La progression vaccinale au sein des établissements de santé menaçait le mouvement. Pour le poursuivre, il fallait donc lui donner une autre envergure. La contestation a donc quitté les abords des établissements de santé pour s'exprimer sur les routes et dans les carrefours, là où la gêne de la circulation oblige les uns et les autres à ne plus ignorer le mouvement mais à faire avec. Comme en 2009, les militants auront été les premiers à prendre position dans ces barrages et comme 2009, les bandes de jeunes sont venus s'installer dans cette atmosphère insurectionnelle pour lui donner un nouveau souffle. Des jeunes bien souvent sans réelle motivation mais qui ont, de fait, un prétexte pour se livrer à des exactions.

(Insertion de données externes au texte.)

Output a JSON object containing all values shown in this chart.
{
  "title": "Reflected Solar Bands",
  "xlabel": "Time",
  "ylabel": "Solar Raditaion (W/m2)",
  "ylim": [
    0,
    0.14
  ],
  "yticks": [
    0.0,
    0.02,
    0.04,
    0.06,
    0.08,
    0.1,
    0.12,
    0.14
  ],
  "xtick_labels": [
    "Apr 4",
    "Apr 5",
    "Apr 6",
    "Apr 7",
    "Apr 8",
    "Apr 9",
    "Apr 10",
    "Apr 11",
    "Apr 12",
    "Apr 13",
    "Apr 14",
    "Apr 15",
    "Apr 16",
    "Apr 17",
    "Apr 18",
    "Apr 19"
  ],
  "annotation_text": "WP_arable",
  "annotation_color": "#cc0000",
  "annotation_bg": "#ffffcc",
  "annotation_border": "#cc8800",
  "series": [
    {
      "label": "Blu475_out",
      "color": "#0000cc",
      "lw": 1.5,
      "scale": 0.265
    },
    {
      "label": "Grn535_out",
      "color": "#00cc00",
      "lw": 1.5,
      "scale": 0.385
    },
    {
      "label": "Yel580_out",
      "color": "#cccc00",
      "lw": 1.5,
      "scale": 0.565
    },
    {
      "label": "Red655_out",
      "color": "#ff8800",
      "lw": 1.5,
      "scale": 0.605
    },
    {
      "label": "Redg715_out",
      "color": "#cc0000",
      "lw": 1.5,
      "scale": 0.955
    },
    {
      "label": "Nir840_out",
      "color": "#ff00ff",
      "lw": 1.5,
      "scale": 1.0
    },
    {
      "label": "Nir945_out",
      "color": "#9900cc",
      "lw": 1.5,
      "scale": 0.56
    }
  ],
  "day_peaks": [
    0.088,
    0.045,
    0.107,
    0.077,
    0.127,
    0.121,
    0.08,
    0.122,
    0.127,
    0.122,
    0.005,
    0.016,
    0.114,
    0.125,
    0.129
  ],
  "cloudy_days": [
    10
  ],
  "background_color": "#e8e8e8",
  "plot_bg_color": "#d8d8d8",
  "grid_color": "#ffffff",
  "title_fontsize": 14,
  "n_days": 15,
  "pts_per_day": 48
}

Un manifestant ©J-M. MAVOUNZY

Difficiles pour les militants syndicaux de s'associer à ces actes de détérioration. Et si certains préfèrent souffler le chaud et le froid pour ne pas y être assimilés, d'autres veulent malgré tout y voir l'expression du malaise de la jeunesse guadeloupéenne.

​​​​​​​Jocelyn Zou délégué syndical des sapeurs Pompiers

Une jeunesse guadeloupéenne qui choisit délibérément de quitter la Guadeloupe pour s'offrir un avenir ailleurs, non seulement dans l'Hexagone mais aussi et de plus en plus vers les pays de l'Amérique du Nord, de l'Australie et même au Japon. Preuve d'une mutation sociétale que ni les politiques, ni les syndicats n'ont encore appréhendée.


Il est vrai qu'une bonne partie de la jeunesse guadeloupéenne est en décrochage scolaire depuis longtemps. C'est elle qui avait contribué à accélérer les négociations de 2009. Et comme à l'époque, certains espèrent que le relais pris par elle cette fois encore bousculera les intentions politiques pour assurer une nouvelle victoire au LKP.